Matthieu Simard ne nous avait plus habitués à la publication rapide de ses romans. Après une pause pour travailler sur le scénario de l’excellent film Ça sent la coupe, basé sur son propre roman, l’auteur publie pour la première fois depuis 2006 deux romans en deux ans.

Les écrivements est la quête de Jeanne qui tente de retrouver son ex-mari Suzor, alors qu’il l’a quitté inopinément des années plus tôt. Aidée par sa jeune amie Fourmi, l’héroïne part, non sans être rongée par le doute, sur les traces de celui qui l’a blessée plus que personne.

Avec ce roman, Simard reste dans le ton doux de la nostalgie et de la poésie souriante auquel il s’est présenté avec Ici, ailleurs (Alto, 2017). Si vous cherchez le comique sautillant ou l’audacieux tragique de ses premières oeuvres, vous serez fort probablement décontenancés. L’auteur évolue vers un style plus calme, tout en nuances.
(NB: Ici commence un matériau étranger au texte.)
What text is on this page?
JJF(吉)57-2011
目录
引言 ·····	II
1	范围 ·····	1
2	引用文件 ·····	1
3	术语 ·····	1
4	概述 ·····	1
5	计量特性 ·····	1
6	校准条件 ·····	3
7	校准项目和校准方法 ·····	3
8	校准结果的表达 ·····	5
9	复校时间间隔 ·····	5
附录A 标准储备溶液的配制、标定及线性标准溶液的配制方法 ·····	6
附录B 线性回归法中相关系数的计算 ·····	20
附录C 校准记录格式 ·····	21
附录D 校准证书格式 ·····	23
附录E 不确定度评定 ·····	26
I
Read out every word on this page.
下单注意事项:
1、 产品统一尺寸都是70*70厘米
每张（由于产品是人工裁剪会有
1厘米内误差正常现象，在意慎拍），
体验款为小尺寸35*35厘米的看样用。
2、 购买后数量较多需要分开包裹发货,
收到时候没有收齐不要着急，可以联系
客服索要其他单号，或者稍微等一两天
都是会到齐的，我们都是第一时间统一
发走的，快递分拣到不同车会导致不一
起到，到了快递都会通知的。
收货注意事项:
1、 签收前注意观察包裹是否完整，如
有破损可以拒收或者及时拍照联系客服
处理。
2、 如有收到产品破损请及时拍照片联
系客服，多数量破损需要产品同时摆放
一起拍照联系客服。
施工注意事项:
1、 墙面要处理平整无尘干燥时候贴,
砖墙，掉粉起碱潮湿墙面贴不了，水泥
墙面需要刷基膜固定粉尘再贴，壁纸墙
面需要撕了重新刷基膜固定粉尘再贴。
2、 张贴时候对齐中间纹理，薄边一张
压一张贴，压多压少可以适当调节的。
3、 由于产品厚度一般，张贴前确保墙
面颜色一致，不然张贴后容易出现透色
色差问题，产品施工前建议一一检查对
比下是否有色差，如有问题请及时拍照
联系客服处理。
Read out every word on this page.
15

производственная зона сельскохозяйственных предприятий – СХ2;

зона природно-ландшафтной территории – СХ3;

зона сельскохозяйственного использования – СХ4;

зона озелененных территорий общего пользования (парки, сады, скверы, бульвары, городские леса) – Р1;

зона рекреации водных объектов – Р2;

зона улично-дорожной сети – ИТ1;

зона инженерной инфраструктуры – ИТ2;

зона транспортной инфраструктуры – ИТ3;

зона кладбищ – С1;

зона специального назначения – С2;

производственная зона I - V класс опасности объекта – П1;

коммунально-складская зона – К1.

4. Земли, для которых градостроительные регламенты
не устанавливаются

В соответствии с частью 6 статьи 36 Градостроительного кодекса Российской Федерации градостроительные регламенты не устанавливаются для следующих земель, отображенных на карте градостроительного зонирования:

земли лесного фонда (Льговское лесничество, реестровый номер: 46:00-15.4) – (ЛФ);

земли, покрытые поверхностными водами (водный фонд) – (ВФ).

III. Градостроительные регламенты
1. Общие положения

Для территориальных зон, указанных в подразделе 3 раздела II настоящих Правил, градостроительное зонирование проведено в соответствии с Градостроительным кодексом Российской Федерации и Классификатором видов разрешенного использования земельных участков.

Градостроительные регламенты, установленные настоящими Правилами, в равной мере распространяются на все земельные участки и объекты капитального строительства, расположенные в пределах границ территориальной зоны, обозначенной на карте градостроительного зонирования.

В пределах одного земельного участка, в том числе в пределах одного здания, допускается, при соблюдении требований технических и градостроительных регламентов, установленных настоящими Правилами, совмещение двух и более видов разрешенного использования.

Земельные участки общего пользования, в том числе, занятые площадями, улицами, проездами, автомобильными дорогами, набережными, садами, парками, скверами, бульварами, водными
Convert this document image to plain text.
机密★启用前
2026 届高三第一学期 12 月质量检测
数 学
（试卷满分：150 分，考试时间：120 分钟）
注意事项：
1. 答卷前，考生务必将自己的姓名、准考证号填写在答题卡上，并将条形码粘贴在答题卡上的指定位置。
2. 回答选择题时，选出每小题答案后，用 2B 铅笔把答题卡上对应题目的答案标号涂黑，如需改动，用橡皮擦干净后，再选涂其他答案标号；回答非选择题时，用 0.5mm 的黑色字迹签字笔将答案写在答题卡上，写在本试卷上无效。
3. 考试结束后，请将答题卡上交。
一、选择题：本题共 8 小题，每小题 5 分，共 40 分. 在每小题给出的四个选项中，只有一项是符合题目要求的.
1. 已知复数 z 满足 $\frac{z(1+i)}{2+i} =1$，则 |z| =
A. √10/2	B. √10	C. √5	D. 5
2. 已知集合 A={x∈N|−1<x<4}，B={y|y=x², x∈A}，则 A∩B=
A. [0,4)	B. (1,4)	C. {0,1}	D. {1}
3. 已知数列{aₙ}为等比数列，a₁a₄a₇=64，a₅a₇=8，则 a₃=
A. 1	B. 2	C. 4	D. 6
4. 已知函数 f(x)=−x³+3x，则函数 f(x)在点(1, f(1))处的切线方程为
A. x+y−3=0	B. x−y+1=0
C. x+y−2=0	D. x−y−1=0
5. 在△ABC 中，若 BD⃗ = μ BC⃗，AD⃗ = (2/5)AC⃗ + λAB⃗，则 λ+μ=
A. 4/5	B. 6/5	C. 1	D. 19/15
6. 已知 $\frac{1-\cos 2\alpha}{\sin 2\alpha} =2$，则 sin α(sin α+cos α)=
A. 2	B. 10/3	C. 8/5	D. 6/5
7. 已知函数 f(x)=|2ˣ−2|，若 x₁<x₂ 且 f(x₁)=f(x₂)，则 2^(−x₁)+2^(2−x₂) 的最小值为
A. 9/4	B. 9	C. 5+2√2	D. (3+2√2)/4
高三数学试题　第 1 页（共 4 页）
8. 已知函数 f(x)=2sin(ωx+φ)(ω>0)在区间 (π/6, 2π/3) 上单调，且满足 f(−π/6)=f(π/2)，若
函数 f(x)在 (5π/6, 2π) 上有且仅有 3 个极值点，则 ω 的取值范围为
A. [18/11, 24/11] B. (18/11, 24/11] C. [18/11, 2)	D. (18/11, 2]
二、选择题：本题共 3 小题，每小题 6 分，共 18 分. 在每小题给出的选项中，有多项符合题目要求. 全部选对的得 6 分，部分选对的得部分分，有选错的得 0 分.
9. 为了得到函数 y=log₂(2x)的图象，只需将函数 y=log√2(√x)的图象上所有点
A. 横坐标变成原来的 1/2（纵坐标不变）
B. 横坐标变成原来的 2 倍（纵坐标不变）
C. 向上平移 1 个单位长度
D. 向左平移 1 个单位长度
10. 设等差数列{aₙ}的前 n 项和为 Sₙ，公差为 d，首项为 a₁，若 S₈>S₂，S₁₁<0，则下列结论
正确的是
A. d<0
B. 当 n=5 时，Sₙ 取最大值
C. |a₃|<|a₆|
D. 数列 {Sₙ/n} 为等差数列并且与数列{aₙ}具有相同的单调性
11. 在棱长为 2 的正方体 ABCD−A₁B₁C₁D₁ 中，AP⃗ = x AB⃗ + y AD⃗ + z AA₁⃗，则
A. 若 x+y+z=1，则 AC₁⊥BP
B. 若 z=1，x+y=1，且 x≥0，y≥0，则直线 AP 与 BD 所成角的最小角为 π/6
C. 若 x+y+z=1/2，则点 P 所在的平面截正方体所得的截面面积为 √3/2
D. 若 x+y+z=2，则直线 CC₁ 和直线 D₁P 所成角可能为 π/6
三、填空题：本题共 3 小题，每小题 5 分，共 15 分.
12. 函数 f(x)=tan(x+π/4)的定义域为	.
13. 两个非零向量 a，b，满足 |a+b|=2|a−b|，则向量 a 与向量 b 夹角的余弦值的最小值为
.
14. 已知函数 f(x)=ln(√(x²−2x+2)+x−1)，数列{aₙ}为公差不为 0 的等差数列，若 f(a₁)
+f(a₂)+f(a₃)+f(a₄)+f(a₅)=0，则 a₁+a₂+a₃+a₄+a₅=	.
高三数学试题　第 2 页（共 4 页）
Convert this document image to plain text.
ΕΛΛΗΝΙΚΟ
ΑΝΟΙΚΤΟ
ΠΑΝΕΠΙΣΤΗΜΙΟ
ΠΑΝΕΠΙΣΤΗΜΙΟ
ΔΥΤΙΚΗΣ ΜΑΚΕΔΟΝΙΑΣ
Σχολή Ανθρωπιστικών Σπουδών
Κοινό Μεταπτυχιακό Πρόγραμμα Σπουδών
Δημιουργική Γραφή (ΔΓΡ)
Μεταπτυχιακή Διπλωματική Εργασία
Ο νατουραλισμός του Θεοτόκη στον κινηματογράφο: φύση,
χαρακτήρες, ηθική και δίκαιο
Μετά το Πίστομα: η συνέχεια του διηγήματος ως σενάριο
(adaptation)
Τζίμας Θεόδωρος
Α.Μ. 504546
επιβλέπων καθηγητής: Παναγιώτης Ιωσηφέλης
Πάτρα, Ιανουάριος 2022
Il a acquis une maturité absolument bienvenue, mais il va de soi que certains lecteurs et lectrices, surtout ceux et celles qui ont grandement apprécié Échecs amoureux et Ça sent la coupe, ne se sentiront pas aussi à l’aise dans ses textes sérieux.

Le roman est toutefois extrêmement intéressant et se lit tout seul. La plume de Simard a peut-être évoluée, mais elle n’a pas perdu de son efficacité. Ses talents de conteur sont encore très aiguisés et l’histoire est remplie de mystère qu’on s’impatiente de résoudre.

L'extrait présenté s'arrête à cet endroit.